We will get rid of some workqueues (I hope), I was saying that if do the trylock we
might have to add both sync and async, otherwise we just need a single sync one.

>> but that optimization is probably not worth the complexity of
>> maintaining both so we can just drop the trylock.
>>
>>>
>>> And how do you queue a deletion, do you delete the FDB from the pending
>>> and the main hash table, or do you just create a deletion command to be
>>> processed in deferred context?
>>>
>>
>> All commands which cannot take the mutex directly will be executed from a delayed
>> queue. We also need a delayed flush operation because we need to flush from STP code
>> and we can't sleep there due to the STP spinlock. The pending table can be considered
>> only if we decide to do a 2-stage lookup, it won't be used or consulted in any other
>> case, so user-space adds and deletes go only the main table.
>>
>>> And since you'd be operating on the hash table concurrently from the
>>> deferred work and from the fast path, doesn't this mean you'll need to
>>> use some sort of spin_lock_bh from the deferred work, which again would
>>> incur atomic context when you want to notify switchdev? Because with the
>>> mutex_trylock described above, you'd gain exclusivity to the main hash
>>> table, but if you lose, what you need is exclusivity to the pending hash
>>> table. So the deferred context also needs to be atomic when it dequeues
>>> the pending FDB entries and notifies them. I just don't see what we're
>>> winning, how the rtnetlink functions will be any different for the better.
>>>
>>
>> The rbtree can be fully taken by the delayed action and swapped with a new one,
>> so no exclusivity needed for the notifications. It will take the spinlock, get
>> the whole tree and release the lock, same if it was a simple queue.
> 
> I'm quite unfamiliar with this technique, atomically swapping a queue
> pointer with a new empty one, and emptying that queue while unlocked.
> Do you have any reference implementation for this kind of technique?
> 

the delayed work would be doing something similar to:

spin_lock(delay_lock);
record tree root
rcu change tree root with empty
spin_unlock(delay_lock);

mutex_lock(br->hash_lock);
process recorded (old) tree and free items via rcu
mutex_unlock(br->hash_lock);

We have the same pattern with queues all around the kernel.

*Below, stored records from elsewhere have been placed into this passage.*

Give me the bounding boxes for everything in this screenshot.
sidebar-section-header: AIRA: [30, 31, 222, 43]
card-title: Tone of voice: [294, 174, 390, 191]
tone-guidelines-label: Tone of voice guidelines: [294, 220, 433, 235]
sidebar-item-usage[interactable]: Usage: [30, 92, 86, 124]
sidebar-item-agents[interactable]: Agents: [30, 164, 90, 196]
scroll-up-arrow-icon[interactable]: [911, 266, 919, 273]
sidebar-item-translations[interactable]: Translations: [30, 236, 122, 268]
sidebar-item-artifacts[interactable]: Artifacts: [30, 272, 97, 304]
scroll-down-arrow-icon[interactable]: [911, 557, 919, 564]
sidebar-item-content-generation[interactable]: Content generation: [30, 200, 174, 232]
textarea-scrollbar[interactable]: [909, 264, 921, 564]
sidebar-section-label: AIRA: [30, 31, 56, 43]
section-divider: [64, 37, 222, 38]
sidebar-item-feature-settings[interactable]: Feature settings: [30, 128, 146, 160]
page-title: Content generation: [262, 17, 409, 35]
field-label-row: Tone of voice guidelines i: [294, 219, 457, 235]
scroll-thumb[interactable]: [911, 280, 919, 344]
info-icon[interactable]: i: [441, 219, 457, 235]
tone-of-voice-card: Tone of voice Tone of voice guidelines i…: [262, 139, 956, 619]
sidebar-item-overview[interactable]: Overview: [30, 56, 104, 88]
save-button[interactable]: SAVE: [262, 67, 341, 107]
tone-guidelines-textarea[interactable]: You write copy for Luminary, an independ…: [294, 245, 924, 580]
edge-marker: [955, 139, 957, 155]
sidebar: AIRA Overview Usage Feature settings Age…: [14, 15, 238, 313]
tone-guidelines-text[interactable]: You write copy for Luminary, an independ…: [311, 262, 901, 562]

>> The spinlock for the rbtree for the delayed learning is necessary in all cases,
> 
> "in all cases" means "regardless of whether we try from the fast path to
> make fdb_create() insert directly into &br->fdb_hash_tbl, or if we
> insert into a temporary rbtree for pending entries"? I don't understand
> this: why would you take the rbtree spinlock if you've inserted into the
> main hash table already?
> 

No, it means that we need the spinlock to protect the delayed queue.

> I'm only concerned about spin locks we'd have to hold while calling
> fdb_notify().
> 

There won't be any spinlocks for fdb_notify(), we'll be doing all notifications from
sleepable context with the mutex held, that's the goal at least.

>> if we used the trylock fast learn then we could directly insert the entry if we win, but
>> again lets just always use delayed ops from atomic contexts as a start.
>>
>> All entries from atomic contexts will be added to an rbtree which will be processed
>> from a delayed work, it will be freed by RCU so lookups can be done if we decide to
>> do a 2-stage lookup for the fast Rx path to reduce the flooding case window that you
>> described above.
>>
>> We win having sleepable context for user-space calls and being able to do synchronous
>> calls to the drivers to wait for the errors.
> 
> I think I'd really have to see the code at this point, sorry.
> 

Sure, I'll prepare an RFC version this week.

Thanks for the comments.